There was nothing particularly remarkable about our arrival—black SUV, driver, cloistered parking, side entrance into a large, well-guarded meeting room. It was the atmosphere and the personnel in the room that gave one the heebie-jeebies. Half of those present were a mix of African establishment political functionaries, mostly Kenyan but a scattering from elsewhere, who, almost by definition, were allies of the US, or at least not her sworn enemies. The rest were representatives of various American government agencies and institutions: embassy employees, officers of US Air Force Intelligence (a shadowy, barely recognized spy unit), and other visitors from D.C. centers of power and related spook shops. At least, that was my impression.
Standing to the side, except when shaking hands with someone whom Mike was polite enough to introduce me to, I scanned the crowd. As a newcomer to the city, and a superficial observer of the post-attack landscape and climate, I realized that I was up-close-and-personal, inside an enclosed building, with many of the people Al Qaeda had tried, and failed, to kill two months before.
Would they try again tonight?
*****
No, they didn’t try again that night. They had, however, attacked our Embassy in Dar es Salaam, Tanzania on the same day as Nairobi, and Al Qaeda affiliates would continue to direct or contribute to attacks on American assets – the USS Cole in 2000, the World Trade Center the following year – as well as deaths and destruction across Europe up to the present time.
The D.O.S.’s self-appraisal of the 1998 bombings should have been a paradigm of truth and clarity, but was instead plagued by controversy, finger-pointing, and blame-laying. Far in advance of the attack, Amb. Bushnell had sent unequivocal urgings to Washington for more preparation and protection, and other US agencies had echoed these or related threats. Hubris, however, seemed to have held sway in some quarters of the Department, reflected in blame being laid by some at the feet of Secretary Albright.

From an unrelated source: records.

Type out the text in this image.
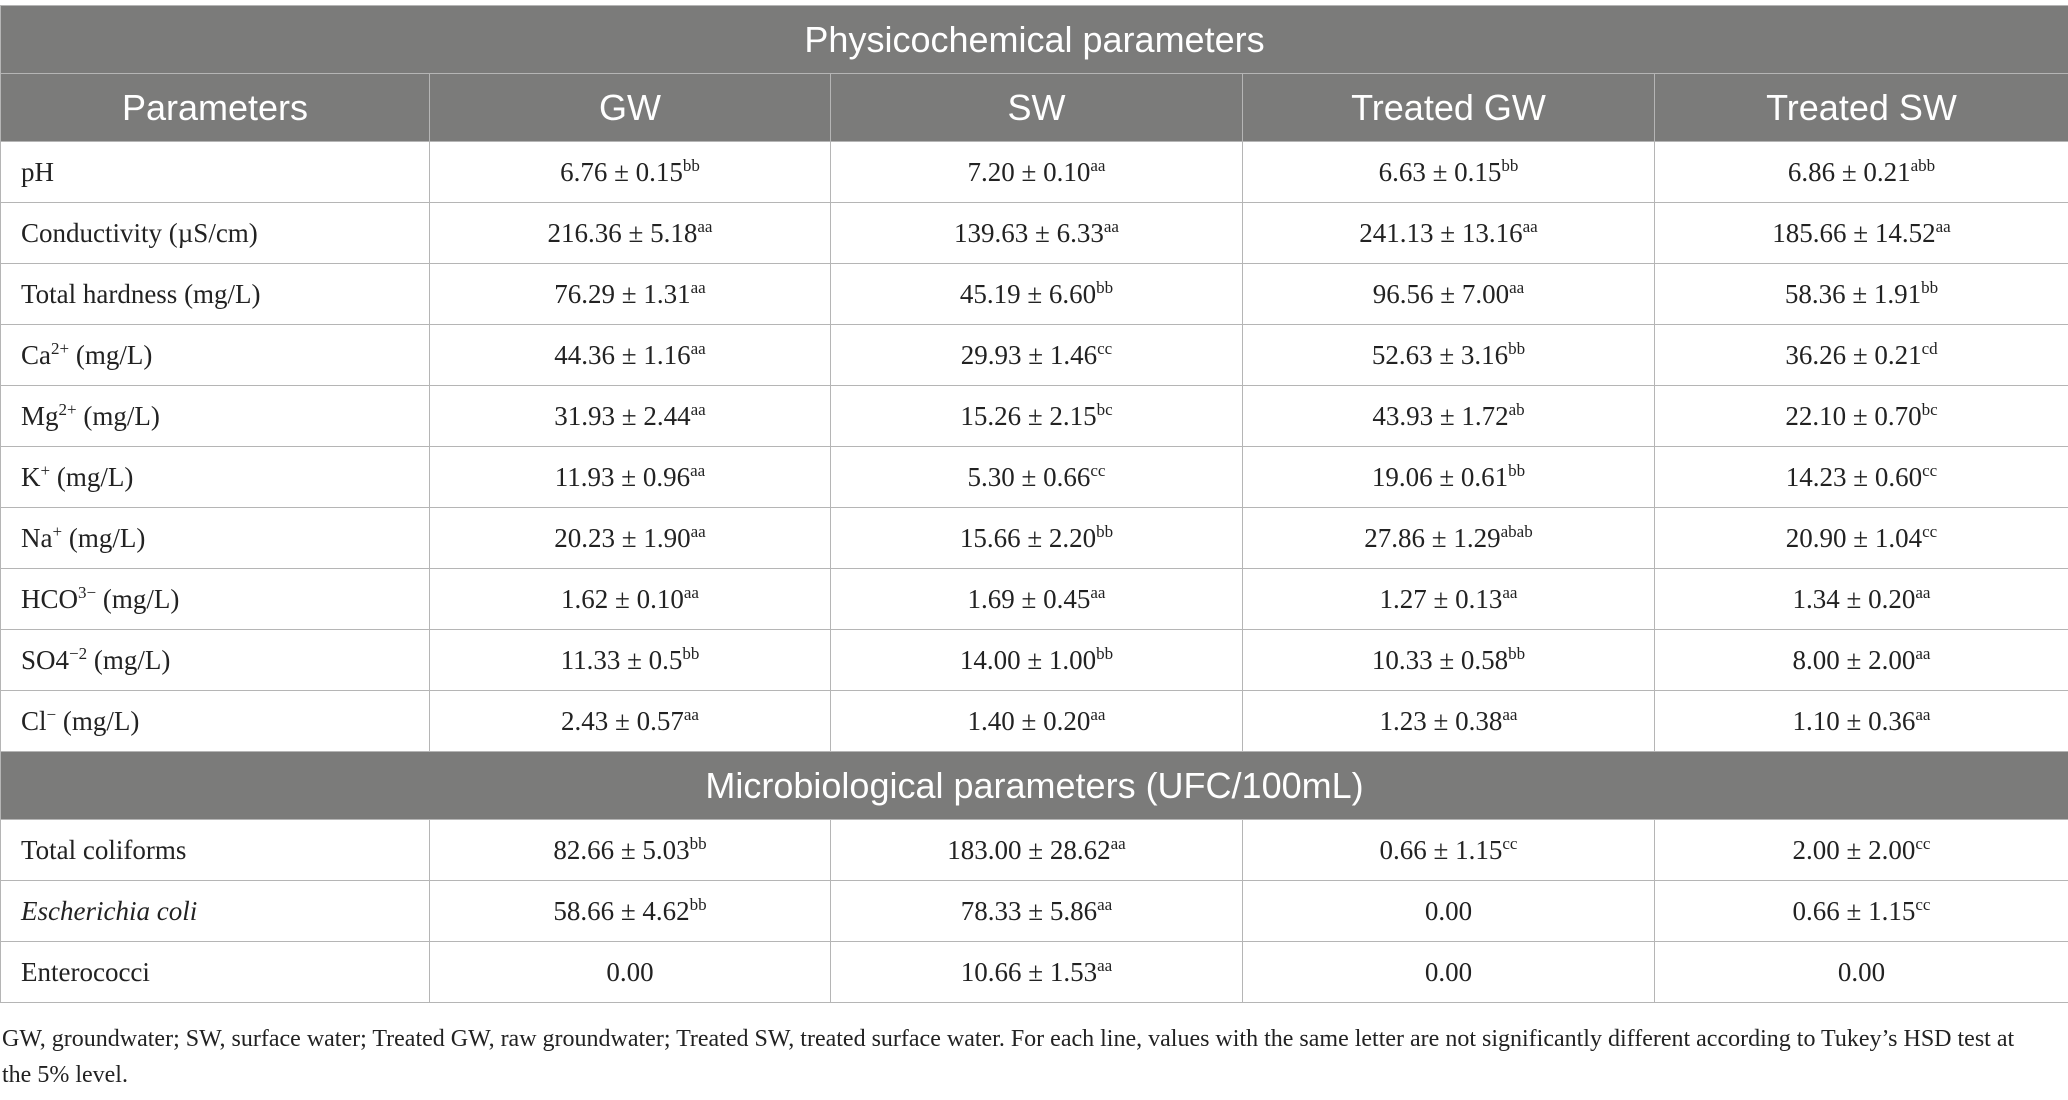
Physicochemical parameters				
Parameters	GW	SW	Treated GW	Treated SW
pH	6.76 ± 0.15$^{bb}$	7.20 ± 0.10$^{aa}$	6.63 ± 0.15$^{bb}$	6.86 ± 0.21$^{abb}$
Conductivity (µS/cm)	216.36 ± 5.18$^{aa}$	139.63 ± 6.33$^{aa}$	241.13 ± 13.16$^{aa}$	185.66 ± 14.52$^{aa}$
Total hardness (mg/L)	76.29 ± 1.31$^{aa}$	45.19 ± 6.60$^{bb}$	96.56 ± 7.00$^{aa}$	58.36 ± 1.91$^{bb}$
$Ca^{2+}$ (mg/L)	44.36 ± 1.16$^{aa}$	29.93 ± 1.46$^{cc}$	52.63 ± 3.16$^{bb}$	36.26 ± 0.21$^{cd}$
$Mg^{2+}$ (mg/L)	31.93 ± 2.44$^{aa}$	15.26 ± 2.15$^{bc}$	43.93 ± 1.72$^{ab}$	22.10 ± 0.70$^{bc}$
K+ (mg/L)	11.93 ± 0.96$^{aa}$	5.30 ± 0.66$^{cc}$	19.06 ± 0.61$^{bb}$	14.23 ± 0.60$^{cc}$
Na+ (mg/L)	20.23 ± 1.90$^{aa}$	15.66 ± 2.20$^{bb}$	$27.86 \pm 1.29^{abab}$	20.90 ± 1.04$^{cc}$
$HCO^{3-}$ (mg/L)	1.62 ± 0.10$^{aa}$	1.69 ± 0.45$^{aa}$	1.27 ± 0.13$^{aa}$	1.34 ± 0.20$^{aa}$
$SO4^{-2}$ (mg/L)	11.33 ± 0.5$^{bb}$	14.00 ± 1.00$^{bb}$	10.33 ± 0.58$^{bb}$	8.00 ± 2.00$^{aa}$
Cl− (mg/L)	2.43 ± 0.57$^{aa}$	1.40 ± 0.20$^{aa}$	1.23 ± 0.38$^{aa}$	1.10 ± 0.36$^{aa}$
Microbiological parameters (UFC/100mL)				
Total coliforms	82.66 ± 5.03$^{bb}$	183.00 ± 28.62$^{aa}$	0.66 ± 1.15$^{cc}$	2.00 ± 2.00$^{cc}$
Escherichia coli	58.66 ± 4.62$^{bb}$	78.33 ± 5.86$^{aa}$	0.00	0.66 ± 1.15$^{cc}$
Enterococci	0.00	10.66 ± 1.53$^{aa}$	0.00	0.00
GW, groundwater; SW, surface water; Treated GW, raw groundwater; Treated SW, treated surface water. For each line, values with the same letter are not significantly different according to Tukey’s HSD test at the 5% level.
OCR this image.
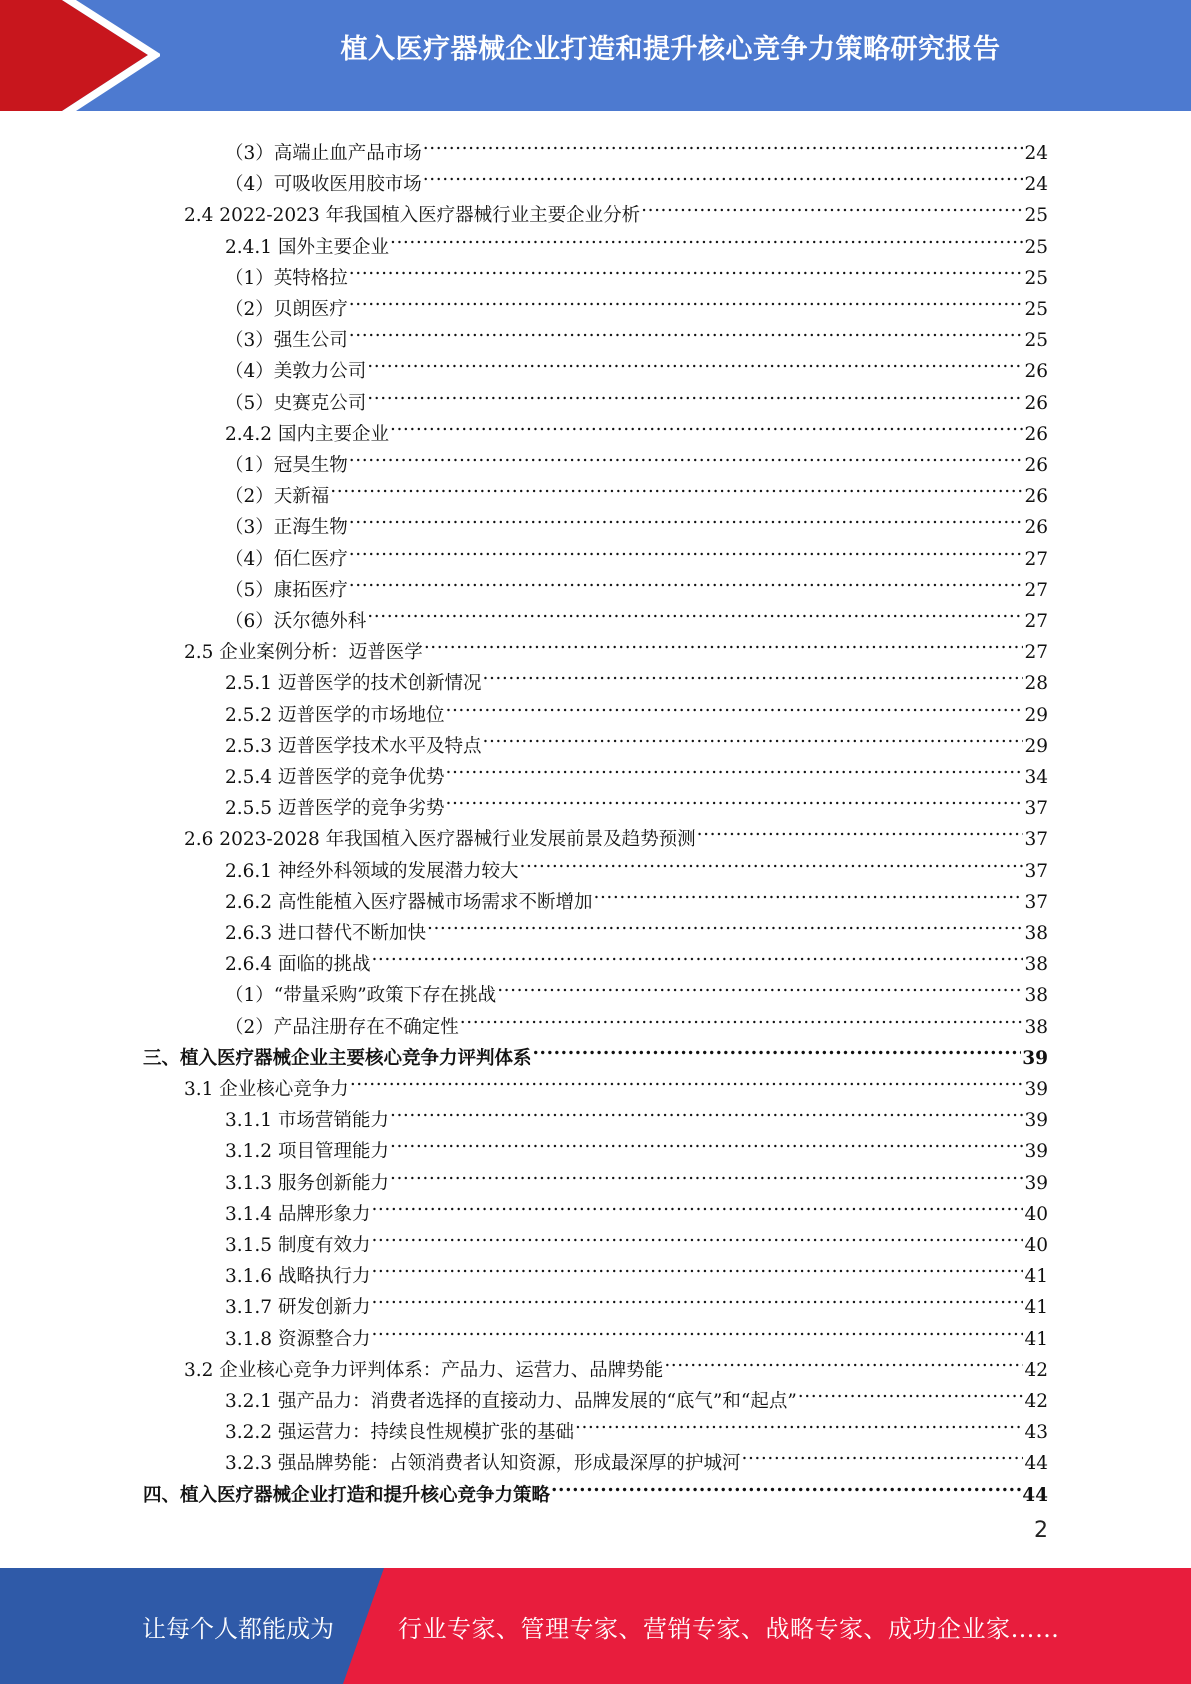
植入医疗器械企业打造和提升核心竞争力策略研究报告
（3）高端止血产品市场 .....	24
（4）可吸收医用胶市场 .....	24
2.4 2022-2023 年我国植入医疗器械行业主要企业分析 .....	25
2.4.1 国外主要企业 .....	25
（1）英特格拉 .....	25
（2）贝朗医疗 .....	25
（3）强生公司 .....	25
（4）美敦力公司 .....	26
（5）史赛克公司 .....	26
2.4.2 国内主要企业 .....	26
（1）冠昊生物 .....	26
（2）天新福 .....	26
（3）正海生物 .....	26
（4）佰仁医疗 .....	27
（5）康拓医疗 .....	27
（6）沃尔德外科 .....	27
2.5 企业案例分析：迈普医学 .....	27
2.5.1 迈普医学的技术创新情况 .....	28
2.5.2 迈普医学的市场地位 .....	29
2.5.3 迈普医学技术水平及特点 .....	29
2.5.4 迈普医学的竞争优势 .....	34
2.5.5 迈普医学的竞争劣势 .....	37
2.6 2023-2028 年我国植入医疗器械行业发展前景及趋势预测 .....	37
2.6.1 神经外科领域的发展潜力较大 .....	37
2.6.2 高性能植入医疗器械市场需求不断增加 .....	37
2.6.3 进口替代不断加快 .....	38
2.6.4 面临的挑战 .....	38
（1）“带量采购”政策下存在挑战 .....	38
（2）产品注册存在不确定性 .....	38
三、植入医疗器械企业主要核心竞争力评判体系 .....	39
3.1 企业核心竞争力 .....	39
3.1.1 市场营销能力 .....	39
3.1.2 项目管理能力 .....	39
3.1.3 服务创新能力 .....	39
3.1.4 品牌形象力 .....	40
3.1.5 制度有效力 .....	40
3.1.6 战略执行力 .....	41
3.1.7 研发创新力 .....	41
3.1.8 资源整合力 .....	41
3.2 企业核心竞争力评判体系：产品力、运营力、品牌势能 .....	42
3.2.1 强产品力：消费者选择的直接动力、品牌发展的“底气”和“起点” .....	42
3.2.2 强运营力：持续良性规模扩张的基础 .....	43
3.2.3 强品牌势能：占领消费者认知资源，形成最深厚的护城河 .....	44
四、植入医疗器械企业打造和提升核心竞争力策略 .....	44
2
让每个人都能成为	行业专家、管理专家、营销专家、战略专家、成功企业家……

The US is not always blessed by unerring leadership in times of crises. Bureaucracy and politics form the very nature of governments large and small, and are sometimes the enemy of efficient response. The more sway they hold in the higher echelons of authority, the less agile critical decisions can be. The most valuable assets of the US Government are not the power-brokers and pontificators of elected office, but those who have dedicated themselves and their lives to the betterment of our country, its people, and our future. People like Michael and Dan.
Nairobi was an illustration of why it is incumbent upon Americans to choose their leaders wisely, because history is not done with us.
BIO: Lance Mason's writing reflects both his farm-town origins and his extensive travel abroad. He has explored, lived, and worked overseas for decades, traveling the world by foot, bicycle, motorcycle, train, tramp steamer, and dugout canoe, about 15 years of which was spent living in current or former Commonwealth countries. These experiences that have both enhanced and interfered with Mason’s writing life. His work has appeared in 50+ journals, collections, anthologies, etc., was included in Fish Publishing's 2025 Memoir Prize (Ireland), received a Silver and 2 Golds in the 2024 and ’25 Solas Awards, and his fiction recently appeared in ShortStoryStack (Palisatrium), Eerie River's BLADES, and Cowboy Jamboree's PRINE PRIMED.